The case is quite otherwise in COMPLEX IDEAS; which, consisting of several simple ones, it is in the power of words, standing for the several ideas that make that composition, to imprint complex ideas in the mind which were never there before, and so make their names be understood. In such collections of ideas, passing under one name, definition, or the teaching the signification of one word by several others, has place, and may make us understand the names of things which never came within the reach of our senses; and frame ideas suitable to those in other men's minds, when they use those names: provided that none of the terms of the definition stand for any such simple ideas, which he to whom the explication is made has never yet had in his thought. Thus the word STATUE may be explained to a blind man by other words, when PICTURE cannot; his senses having given him the idea of figure, but not of colours, which therefore words cannot excite in him. This gained the prize to the painter against the statuary: each of which contending for the excellency of his art, and the statuary bragging that his was to be preferred, because it reached further, and even those who had lost their eyes could yet perceive the excellency of it. The painter agreed to refer himself to the judgment of a blind man; who being brought where there was a statue made by the one, and a picture drawn by the other; he was first led to the statue, in which he traced with his hands all the lineaments of the face and body, and with great admiration applauded the skill of the workman. But being led to the picture, and having his hands laid upon it, was told, that now he touched the head, and then the forehead, eyes, nose, &c., as his hand moved over the parts of the picture on the cloth, without finding any the least distinction: whereupon he cried out, that certainly that must needs be a very admirable and divine piece of workmanship, which could represent to them all those parts, where he could neither feel nor perceive anything.

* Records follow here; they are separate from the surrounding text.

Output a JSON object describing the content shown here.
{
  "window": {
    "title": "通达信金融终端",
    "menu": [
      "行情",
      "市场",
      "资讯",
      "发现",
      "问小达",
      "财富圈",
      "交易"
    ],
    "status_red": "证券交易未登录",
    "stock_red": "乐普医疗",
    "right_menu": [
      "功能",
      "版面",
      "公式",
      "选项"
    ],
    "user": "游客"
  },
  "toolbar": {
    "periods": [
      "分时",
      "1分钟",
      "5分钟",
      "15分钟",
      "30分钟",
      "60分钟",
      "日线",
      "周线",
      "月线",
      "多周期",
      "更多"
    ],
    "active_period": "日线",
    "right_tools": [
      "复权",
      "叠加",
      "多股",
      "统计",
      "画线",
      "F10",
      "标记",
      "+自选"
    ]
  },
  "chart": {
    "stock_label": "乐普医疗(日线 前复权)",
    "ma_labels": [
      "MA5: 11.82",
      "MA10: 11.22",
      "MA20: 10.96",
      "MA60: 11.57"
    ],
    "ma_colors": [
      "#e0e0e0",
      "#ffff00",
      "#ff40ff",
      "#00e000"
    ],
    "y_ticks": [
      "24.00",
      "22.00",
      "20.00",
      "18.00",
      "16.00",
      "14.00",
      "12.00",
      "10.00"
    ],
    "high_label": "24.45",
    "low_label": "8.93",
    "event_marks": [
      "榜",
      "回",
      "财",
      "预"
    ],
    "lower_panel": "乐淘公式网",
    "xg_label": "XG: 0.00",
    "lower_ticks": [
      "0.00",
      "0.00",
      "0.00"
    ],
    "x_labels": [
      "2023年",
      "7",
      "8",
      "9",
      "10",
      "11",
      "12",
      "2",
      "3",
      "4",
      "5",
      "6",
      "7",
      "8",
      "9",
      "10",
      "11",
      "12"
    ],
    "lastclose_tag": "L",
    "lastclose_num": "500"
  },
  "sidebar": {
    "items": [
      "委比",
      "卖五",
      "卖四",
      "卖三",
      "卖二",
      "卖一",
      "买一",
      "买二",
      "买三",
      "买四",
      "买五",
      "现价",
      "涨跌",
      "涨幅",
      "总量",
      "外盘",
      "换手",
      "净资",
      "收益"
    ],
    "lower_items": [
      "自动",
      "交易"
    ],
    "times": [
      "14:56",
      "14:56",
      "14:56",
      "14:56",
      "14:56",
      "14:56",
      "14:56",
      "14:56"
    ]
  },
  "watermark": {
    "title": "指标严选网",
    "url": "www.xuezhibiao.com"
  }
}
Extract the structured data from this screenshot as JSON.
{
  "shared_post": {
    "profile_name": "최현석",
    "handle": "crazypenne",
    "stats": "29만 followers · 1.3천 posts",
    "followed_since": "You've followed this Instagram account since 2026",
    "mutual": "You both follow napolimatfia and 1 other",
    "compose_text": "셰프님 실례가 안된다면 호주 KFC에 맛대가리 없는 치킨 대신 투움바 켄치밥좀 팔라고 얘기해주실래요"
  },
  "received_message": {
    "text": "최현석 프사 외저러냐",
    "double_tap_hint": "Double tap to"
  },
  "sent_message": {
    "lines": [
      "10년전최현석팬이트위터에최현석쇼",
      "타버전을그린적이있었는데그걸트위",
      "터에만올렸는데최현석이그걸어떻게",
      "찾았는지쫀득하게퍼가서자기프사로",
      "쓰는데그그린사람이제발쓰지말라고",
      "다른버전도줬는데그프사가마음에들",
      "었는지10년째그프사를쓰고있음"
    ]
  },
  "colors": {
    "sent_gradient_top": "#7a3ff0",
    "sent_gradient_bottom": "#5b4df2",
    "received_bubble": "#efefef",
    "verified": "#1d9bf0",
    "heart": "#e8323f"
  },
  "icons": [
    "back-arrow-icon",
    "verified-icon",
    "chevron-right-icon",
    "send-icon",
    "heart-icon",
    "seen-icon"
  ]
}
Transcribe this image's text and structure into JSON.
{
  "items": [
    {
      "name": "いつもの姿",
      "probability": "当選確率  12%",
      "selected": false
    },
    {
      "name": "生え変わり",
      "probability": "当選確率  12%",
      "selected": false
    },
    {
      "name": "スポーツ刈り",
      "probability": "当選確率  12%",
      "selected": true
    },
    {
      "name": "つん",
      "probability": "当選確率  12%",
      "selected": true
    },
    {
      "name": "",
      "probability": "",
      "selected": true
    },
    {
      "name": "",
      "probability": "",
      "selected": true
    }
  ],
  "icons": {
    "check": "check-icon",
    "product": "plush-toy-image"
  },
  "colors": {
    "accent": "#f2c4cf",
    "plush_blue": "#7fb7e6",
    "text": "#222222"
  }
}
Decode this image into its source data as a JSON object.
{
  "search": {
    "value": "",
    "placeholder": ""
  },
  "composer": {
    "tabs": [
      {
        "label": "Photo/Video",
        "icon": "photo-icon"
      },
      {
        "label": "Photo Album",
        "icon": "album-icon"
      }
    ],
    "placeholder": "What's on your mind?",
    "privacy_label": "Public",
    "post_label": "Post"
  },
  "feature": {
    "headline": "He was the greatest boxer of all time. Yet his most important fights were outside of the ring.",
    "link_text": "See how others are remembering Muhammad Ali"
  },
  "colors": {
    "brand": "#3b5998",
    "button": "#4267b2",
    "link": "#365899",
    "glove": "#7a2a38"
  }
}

13. Colours indefinable to the born-blind.

He that should use the word RAINBOW to one who knew all those colours, but yet had never seen that phenomenon, would, by enumerating the figure, largeness, position, and order of the colours, so well define that word that it might be perfectly understood. But yet that definition, how exact and perfect soever, would never make a blind man understand it; because several of the simple ideas that make that complex one, being such as he never received by sensation and experience, no words are able to excite them in his mind.

14. Complex Ideas definable only when the simple ideas of which they consist have been got from experience.

Simple ideas, as has been shown, can only be got by experience from those objects which are proper to produce in us those perceptions. When, by this means, we have our minds stored with them, and know the names for them, then we are in a condition to define, and by definition to understand, the names of complex ideas that are made up of them. But when any term stands for a simple idea that a man has never yet had in his mind, it is impossible by any words to make known its meaning to him. When any term stands for an idea a man is acquainted with, but is ignorant that that term is the sign of it, then another name of the same idea, which he has been accustomed to, may make him understand its meaning. But in no case whatsoever is any name of any simple idea capable of a definition.